Vor dem aufmerksamen Publikum im vollen Theoriesaal des Feuerwehrmagazins Stahlrain erzählten Füglister und Puliafito, wie nach und nach weitere Einsatzkräfte alarmiert wurden und schliesslich die Kantonspolizei die Gesamtleitung von der Feuerwehr übernahm. Am Schluss waren rund 300 Feuerwehrleute, Polizistinnen, Sanitäterinnen und Zivilschützer vor Ort, die mit 50 Fahrzeugen angerückt waren. Dazu standen drei Helikopter im Einsatz. Nach anfänglicher Ratlosigkeit, wie diese verwendet werden könnten, flogen sie Atemschutzleute auf das Dach der Hochhäuser Schulstrasse 7 und 9. Für den Fall, dass Bewohner wegen des Rauchs dorthin geflüchtet waren.
3000 Liter Wasser in der Minute gegen Feuerwerk
Etwa 150 Bewohner mussten ihre Häuser verlassen, manche wurden mit der Autodrehleiter der Feuerwehr sowie mithilfe von Atemschutzleuten evakuiert. Um sicher zu gehen, dass niemand hilflos und unerkannt in einer Wohnung vergessen wurde, schnitten die Feuerwehrleute mit Rettungssägen alle unverschlossenen Türen auf. Ein Wasserwerfer mit einer Leistung von bis zu 3000 Litern Wasser pro Minute wurde zusammen mit einer Wärmebildkamera eingesetzt, um das Hauptfeuer in der Tiefgarage zu löschen. Hinzu kamen viele Balkonbrände, die von herumfliegendem Feuerwerk verursacht wurden. Die beiden Todesopfer wurden von Fachleuten mit einem Roboter geborgen. Lang blieb ungewiss, ob in den total zerstörten Autos in der Tiefgarage noch weitere Opfer gefunden würden. Der Feuerwehreinsatz ging auch am Freitag noch weiter.

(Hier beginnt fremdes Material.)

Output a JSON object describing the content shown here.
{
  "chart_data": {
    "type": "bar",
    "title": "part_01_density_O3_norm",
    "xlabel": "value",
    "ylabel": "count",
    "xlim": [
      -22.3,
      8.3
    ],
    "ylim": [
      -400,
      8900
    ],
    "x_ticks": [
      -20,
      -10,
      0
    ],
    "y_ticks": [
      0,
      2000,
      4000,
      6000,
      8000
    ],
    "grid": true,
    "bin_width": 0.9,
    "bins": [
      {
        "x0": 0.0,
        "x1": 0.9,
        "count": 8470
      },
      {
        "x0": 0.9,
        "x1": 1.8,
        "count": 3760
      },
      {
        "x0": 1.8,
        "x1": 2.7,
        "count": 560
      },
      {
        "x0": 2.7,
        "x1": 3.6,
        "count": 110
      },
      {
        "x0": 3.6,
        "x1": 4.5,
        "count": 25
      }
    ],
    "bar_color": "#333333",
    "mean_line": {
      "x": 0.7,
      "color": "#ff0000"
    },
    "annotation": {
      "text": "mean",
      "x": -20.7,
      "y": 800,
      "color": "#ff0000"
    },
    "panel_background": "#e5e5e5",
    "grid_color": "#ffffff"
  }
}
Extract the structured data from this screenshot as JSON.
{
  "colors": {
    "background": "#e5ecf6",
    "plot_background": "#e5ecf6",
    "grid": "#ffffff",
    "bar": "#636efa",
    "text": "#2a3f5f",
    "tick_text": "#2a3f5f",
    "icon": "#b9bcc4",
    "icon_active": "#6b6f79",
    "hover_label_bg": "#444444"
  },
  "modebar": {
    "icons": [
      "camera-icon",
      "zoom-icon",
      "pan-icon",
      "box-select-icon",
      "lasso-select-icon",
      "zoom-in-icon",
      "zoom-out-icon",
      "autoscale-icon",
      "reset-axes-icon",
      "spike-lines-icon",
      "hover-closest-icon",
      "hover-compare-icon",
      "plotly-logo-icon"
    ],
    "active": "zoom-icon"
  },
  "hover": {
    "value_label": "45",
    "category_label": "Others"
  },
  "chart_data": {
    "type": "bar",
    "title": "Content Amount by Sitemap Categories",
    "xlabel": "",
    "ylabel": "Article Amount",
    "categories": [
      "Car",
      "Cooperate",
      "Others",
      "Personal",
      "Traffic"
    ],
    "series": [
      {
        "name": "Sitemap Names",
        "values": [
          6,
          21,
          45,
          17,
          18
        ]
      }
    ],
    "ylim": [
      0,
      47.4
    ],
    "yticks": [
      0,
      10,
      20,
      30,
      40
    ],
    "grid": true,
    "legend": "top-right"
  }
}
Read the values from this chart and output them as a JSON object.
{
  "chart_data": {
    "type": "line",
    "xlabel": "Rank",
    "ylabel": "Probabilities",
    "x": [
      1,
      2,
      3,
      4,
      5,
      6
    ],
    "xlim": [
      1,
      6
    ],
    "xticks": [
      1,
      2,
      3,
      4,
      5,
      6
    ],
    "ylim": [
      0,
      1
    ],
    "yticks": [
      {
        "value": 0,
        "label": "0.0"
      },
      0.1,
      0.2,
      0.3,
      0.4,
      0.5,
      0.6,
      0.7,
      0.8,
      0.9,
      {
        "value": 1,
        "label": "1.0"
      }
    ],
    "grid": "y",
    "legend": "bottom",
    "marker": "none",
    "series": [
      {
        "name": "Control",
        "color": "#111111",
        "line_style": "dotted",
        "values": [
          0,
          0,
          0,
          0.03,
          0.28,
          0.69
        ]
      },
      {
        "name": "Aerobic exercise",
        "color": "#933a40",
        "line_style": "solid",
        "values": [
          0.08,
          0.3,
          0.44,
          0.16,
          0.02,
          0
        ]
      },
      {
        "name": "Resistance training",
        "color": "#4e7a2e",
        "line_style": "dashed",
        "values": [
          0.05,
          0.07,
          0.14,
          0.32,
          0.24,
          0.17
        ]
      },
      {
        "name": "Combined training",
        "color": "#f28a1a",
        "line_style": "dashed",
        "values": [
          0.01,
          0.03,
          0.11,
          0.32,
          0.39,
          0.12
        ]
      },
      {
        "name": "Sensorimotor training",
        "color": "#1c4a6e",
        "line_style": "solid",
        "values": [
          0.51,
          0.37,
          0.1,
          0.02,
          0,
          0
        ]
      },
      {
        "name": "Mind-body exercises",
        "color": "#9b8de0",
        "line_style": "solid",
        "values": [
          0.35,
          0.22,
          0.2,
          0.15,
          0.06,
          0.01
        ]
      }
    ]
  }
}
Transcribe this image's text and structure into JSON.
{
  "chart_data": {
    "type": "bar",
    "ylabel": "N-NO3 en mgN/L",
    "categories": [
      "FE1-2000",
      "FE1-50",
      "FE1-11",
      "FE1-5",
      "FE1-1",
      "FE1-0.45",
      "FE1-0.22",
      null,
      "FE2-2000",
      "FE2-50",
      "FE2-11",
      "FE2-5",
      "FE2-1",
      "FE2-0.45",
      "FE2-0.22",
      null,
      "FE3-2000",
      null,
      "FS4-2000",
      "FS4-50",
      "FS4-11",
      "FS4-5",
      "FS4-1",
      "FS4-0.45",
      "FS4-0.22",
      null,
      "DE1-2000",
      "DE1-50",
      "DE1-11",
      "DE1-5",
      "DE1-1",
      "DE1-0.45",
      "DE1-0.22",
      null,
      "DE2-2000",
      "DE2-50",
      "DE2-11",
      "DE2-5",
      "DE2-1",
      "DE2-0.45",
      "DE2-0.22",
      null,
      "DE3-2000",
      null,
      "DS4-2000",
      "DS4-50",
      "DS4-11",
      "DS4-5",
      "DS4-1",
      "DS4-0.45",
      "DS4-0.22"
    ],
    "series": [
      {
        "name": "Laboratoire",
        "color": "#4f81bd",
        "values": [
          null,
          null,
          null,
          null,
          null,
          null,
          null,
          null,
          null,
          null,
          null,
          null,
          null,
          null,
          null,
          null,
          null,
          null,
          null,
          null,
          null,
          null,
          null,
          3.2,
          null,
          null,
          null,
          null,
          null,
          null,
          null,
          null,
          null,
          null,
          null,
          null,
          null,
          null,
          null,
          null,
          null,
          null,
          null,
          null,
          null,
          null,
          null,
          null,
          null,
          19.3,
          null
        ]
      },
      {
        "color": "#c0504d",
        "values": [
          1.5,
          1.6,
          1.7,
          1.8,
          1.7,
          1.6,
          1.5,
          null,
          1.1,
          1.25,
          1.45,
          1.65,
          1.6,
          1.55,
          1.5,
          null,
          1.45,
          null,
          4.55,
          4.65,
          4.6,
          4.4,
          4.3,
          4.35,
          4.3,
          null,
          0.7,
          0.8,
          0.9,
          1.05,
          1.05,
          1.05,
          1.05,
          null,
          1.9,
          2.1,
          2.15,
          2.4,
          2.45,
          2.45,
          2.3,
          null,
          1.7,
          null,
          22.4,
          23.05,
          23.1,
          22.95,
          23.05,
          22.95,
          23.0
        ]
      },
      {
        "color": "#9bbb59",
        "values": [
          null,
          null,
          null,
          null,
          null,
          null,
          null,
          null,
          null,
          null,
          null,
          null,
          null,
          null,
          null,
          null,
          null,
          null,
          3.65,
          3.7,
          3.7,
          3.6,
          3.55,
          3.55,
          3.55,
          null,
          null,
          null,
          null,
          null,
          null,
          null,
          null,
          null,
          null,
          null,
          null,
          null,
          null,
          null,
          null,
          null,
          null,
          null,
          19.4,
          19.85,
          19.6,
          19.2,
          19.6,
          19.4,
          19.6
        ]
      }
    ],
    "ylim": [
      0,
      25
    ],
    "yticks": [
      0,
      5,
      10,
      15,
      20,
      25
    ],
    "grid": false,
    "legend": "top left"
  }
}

Das Debriefing mit allen beteiligten Feuerwehrleuten aus Obersiggenthal und Untersiggenthal am Sonntag sei sehr wichtig gewesen. Für Nachbesprechungen im Einsatz waren ausserdem ein Care-Team sowie speziell geschulte Peers (also andere Feuerwehrleute) der Feuerwehr Ehrendingen-Freienwil. Trotzdem sei die Belastung noch Wochen und Monate später zu spüren gewesen. Dankbar sind Puliafito und Füglister für die Wertschätzung, die sie von Bevölkerung, Gewerbe oder Arbeitgebern erhielten. «So ein Einsatz bleibt in Erinnerung und verändert einen», stellten die beiden fest. Man probe zwar Grossereignisse «auf dem Papier», ein Szenario wie im letzten Juni in Nussbaumen könne man aber nicht wirklich üben.